My Life, My Choice, My MDI
I joined MDI on the 14th of June and standing in the registration line I remember feeling slightly giddy with joy and thinking to myself “I am in MDI”. Seeing the green and red campus and the people around me, hearing the conversations, I remember feeling surrounded by a veil of achievement. That lifted when the director gave his welcome speech. Something he had said stuck in the mind, something I would never forget. He’d said that “I know all of you are feeling elated and accomplished at having coming to MDI but always keep in mind, earning an opportunity is not something worth celebrating, it’s making good on this opportunity that warrants celebration, so let us strive to achieve excellence”. Two weeks in, it felt like a year had passed. The hectic induction week, assignments, tasks and deadlines had left me sleep deprived and tired but somehow content. This was a welcome change to the sedentary lifestyle I had been leading for the past year. Soon classes started, new assignments were there, a karaoke was organized and the sports week was upon us. It had been a month since I had joined this campus and it felt like only a week had passed.
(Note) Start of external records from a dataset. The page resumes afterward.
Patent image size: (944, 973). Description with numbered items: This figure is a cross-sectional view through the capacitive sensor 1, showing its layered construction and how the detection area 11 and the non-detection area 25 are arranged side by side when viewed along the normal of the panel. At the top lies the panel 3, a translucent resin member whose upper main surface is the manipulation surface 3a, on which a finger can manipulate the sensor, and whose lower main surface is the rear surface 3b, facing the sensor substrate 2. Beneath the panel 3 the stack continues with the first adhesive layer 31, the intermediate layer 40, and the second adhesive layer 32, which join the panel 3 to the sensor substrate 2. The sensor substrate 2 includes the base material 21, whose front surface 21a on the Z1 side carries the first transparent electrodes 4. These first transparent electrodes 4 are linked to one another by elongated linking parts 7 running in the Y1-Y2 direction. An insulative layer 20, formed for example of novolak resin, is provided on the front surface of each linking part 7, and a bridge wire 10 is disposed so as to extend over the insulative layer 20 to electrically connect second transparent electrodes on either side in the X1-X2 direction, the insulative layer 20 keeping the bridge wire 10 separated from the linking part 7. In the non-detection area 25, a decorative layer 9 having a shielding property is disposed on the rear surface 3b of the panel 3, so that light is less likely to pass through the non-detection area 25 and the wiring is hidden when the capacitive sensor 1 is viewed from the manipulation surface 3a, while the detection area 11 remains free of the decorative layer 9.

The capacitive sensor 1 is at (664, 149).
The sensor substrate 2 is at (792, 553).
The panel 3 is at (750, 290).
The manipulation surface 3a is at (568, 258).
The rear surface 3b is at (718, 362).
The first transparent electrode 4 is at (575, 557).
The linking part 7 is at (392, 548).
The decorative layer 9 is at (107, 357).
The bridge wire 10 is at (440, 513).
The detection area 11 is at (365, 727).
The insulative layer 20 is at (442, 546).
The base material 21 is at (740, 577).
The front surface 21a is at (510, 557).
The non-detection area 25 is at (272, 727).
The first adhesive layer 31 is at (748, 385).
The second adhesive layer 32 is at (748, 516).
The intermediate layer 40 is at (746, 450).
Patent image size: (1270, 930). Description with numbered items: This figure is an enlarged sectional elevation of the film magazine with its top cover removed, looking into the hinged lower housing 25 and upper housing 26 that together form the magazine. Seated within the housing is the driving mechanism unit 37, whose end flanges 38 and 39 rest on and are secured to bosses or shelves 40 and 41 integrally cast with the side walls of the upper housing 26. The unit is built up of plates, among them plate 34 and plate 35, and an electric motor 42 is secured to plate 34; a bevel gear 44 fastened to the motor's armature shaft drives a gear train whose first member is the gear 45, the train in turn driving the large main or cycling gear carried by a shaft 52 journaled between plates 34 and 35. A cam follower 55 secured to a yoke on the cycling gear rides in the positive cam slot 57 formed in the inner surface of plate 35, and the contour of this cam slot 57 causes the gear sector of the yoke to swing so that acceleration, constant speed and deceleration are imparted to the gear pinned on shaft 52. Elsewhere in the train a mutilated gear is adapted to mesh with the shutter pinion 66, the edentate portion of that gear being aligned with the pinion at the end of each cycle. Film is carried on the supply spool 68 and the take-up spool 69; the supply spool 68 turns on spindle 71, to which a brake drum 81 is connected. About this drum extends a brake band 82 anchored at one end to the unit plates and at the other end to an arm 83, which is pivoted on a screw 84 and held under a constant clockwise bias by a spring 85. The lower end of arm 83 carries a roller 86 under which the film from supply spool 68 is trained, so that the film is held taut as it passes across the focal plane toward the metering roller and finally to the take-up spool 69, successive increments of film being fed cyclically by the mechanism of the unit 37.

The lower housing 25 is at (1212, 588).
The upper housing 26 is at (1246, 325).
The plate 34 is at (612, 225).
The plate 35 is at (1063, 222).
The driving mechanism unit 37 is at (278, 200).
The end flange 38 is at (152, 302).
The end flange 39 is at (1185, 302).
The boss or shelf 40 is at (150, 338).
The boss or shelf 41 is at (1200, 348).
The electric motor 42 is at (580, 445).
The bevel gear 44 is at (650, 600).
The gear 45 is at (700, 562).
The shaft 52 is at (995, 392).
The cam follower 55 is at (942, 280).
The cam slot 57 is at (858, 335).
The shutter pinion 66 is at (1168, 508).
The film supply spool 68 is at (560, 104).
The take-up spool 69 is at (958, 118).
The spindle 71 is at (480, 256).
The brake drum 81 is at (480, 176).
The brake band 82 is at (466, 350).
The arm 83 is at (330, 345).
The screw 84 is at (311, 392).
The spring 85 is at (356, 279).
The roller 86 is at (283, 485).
The academic rigor and other engagements had pulled me in. Barely a month had passed and I felt like a member of the MDI family. Sharmaji was the regular midnight haunt for the ManDevians (that’s what the students here were collectively named) where we met our batchmates and seniors. The seniors were extremely helpful and so was the faculty. But the best thing about MDI were the teachers. Nothing was spoon fed, we were cajoled into thinking hard and coming to the answer on our own. There is a difference between understanding concepts and getting through a curriculum, but it’s a whole other ball game to get a feel for a subject which activates our thinking on a different plane. Before coming here, in the back of my mind, I had a notion that it might be hard for an engineer with no experience to get a feel for the curriculum but the teachers made it possible. The most connection I felt with was the marketing planning course. We were taught what a brand was, how these brands interacted with each other, how they were perceived by the masses affected their strategy and how insights into consumer minds changed the way these brands tailored their products and sales channels was intriguing.
Over the years going into a Pantaloons I had used to wonder how such a mix of products from different brands at a single location affected the sale of their products and how they prevented unhealthy competition among big brands like Louis Philippe, Allen Solly and Van Heusen. The course here had started giving me an idea of this, but experience is the best teacher. To this reasoning, working at Aditya Birla Fashion and Retail Limited would be a phenomenal experience which would give me an opportunity to witness firsthand how the concepts I have started to learn apply in the real world and understand what goes behind marketing such a product mix.